The new law allows a more flexible approach to the process of recovering the State’s debts. The newly introduced “private creditor test” allows the State to participate in the proceedings of reorganisation of the creditor, even if it provides a reduction of its claim, without such reduction of the claim being regarded as State aid.
Position of creditors strengthened
Clearer rules now allow creditors to become involved in the choice of the court-appointed receiver or liquidator. This is to counter previous practice where the debtor in insolvency could impose a receiver convenient to the debtor – a practice that had led to numerous suspicions of fraud against the interests of creditors.
Furthermore, the new law establishes an observation period: It may not exceed one year from the date of initiation of the procedure.
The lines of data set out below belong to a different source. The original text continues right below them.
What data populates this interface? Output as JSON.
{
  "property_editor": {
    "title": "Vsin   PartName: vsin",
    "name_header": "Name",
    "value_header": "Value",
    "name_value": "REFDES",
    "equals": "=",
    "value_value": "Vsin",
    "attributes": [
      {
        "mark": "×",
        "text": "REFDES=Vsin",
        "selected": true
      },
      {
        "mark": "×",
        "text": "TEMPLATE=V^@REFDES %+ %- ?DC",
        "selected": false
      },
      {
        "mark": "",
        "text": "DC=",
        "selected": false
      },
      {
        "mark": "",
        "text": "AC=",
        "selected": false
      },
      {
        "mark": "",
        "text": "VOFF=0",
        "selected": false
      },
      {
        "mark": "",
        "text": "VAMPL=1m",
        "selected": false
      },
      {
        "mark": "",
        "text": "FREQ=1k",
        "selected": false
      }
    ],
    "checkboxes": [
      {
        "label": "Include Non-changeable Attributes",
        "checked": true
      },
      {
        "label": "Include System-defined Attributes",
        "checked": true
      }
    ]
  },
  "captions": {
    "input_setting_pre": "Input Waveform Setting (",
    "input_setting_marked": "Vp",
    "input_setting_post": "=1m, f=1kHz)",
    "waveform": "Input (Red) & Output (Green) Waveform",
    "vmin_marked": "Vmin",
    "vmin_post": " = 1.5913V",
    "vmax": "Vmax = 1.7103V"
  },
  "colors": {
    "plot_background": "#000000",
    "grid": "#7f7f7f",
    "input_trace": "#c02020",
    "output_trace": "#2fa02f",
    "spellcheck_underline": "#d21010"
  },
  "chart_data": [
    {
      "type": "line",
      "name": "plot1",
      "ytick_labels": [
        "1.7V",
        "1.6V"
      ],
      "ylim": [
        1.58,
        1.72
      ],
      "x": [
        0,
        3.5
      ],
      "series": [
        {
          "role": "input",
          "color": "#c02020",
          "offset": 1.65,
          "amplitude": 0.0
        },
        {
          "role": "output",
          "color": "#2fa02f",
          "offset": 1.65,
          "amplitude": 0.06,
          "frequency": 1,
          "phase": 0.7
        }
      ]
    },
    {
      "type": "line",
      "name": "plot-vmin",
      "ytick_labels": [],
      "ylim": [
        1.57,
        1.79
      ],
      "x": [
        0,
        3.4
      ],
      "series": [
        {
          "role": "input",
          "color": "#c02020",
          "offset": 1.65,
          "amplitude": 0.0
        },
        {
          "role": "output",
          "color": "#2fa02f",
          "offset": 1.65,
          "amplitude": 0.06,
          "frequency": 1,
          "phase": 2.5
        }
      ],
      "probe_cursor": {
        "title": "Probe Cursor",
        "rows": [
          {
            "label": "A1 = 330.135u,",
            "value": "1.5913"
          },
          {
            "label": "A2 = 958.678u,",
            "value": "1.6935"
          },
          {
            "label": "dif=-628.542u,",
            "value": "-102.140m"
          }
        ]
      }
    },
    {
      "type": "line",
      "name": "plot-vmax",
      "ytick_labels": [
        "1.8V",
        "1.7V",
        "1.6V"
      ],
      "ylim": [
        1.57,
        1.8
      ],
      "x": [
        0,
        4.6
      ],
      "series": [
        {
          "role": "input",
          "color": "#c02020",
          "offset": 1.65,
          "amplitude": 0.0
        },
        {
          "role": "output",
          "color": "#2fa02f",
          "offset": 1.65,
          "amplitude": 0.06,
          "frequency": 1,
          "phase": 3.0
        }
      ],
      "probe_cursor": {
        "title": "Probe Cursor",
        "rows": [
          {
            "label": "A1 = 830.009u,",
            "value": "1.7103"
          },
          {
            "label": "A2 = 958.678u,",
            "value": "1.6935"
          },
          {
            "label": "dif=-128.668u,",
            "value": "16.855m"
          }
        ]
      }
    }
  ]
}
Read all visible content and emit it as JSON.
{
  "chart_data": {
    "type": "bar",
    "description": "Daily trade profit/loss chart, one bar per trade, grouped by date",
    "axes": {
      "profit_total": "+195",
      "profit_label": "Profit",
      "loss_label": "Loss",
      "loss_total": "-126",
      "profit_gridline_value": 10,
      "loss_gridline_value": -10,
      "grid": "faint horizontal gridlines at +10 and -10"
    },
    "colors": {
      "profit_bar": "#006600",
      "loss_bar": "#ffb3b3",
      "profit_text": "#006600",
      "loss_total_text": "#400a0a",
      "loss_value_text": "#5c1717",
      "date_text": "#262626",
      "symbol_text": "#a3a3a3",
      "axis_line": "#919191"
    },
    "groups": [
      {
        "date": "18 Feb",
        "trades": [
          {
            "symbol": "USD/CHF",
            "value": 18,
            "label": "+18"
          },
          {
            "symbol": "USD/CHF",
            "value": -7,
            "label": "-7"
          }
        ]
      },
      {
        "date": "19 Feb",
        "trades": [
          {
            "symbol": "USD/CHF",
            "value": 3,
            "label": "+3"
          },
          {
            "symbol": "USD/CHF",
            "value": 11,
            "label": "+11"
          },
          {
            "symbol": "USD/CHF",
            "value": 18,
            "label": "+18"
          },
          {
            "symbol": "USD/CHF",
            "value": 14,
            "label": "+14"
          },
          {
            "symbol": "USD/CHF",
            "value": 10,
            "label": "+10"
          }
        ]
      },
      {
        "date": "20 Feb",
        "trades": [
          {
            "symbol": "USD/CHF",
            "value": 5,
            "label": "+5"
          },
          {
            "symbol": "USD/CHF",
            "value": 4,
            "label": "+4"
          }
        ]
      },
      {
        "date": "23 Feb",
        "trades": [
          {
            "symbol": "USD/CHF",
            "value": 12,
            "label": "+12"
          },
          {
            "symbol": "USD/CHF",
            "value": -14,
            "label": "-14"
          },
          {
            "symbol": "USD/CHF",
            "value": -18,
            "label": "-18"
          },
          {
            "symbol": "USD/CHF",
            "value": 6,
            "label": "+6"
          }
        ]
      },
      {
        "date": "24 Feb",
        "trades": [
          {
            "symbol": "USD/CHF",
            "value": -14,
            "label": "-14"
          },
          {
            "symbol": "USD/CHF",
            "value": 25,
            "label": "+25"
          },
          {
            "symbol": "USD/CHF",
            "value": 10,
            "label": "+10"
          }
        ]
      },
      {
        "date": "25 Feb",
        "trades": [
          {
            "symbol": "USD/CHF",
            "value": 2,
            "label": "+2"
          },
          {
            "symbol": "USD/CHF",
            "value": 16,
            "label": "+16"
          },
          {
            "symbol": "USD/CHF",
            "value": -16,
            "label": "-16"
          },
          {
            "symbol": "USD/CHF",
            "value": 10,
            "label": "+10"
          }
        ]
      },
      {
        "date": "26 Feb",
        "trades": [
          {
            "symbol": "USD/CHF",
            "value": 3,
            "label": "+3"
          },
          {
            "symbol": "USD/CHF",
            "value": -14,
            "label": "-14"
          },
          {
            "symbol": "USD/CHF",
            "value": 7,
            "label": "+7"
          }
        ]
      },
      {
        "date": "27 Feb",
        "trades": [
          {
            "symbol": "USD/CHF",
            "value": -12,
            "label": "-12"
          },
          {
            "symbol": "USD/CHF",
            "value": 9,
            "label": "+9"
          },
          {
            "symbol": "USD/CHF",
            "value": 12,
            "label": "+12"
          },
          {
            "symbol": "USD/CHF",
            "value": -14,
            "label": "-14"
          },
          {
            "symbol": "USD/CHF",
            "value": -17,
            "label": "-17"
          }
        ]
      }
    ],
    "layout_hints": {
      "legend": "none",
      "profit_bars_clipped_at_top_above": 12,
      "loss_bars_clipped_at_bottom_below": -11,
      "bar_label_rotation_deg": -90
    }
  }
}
In this period a restructuring plan must be approved. If this does not take place, the liquidation procedure must be initiated against the debtor. This rule puts an end to abuses by which the procedure could be extended indefinitely, against the interests of creditors. New rules also apply to the rights of creditors that act as financers under leasing contracts. Within three months of the initiation of the procedure, the financer may choose to take possession of the property, or leave the property to the debtor, instead becoming a creditor whose claim will be paid first. The law offers better protection to creditors who finance the activity of the company during insolvency proceedings. If they are not paid and their claims exceed 40,000 lei for payments due for more than 60 days, they may request bankruptcy and the immediate initiation of liquidation proceedings against the debtor.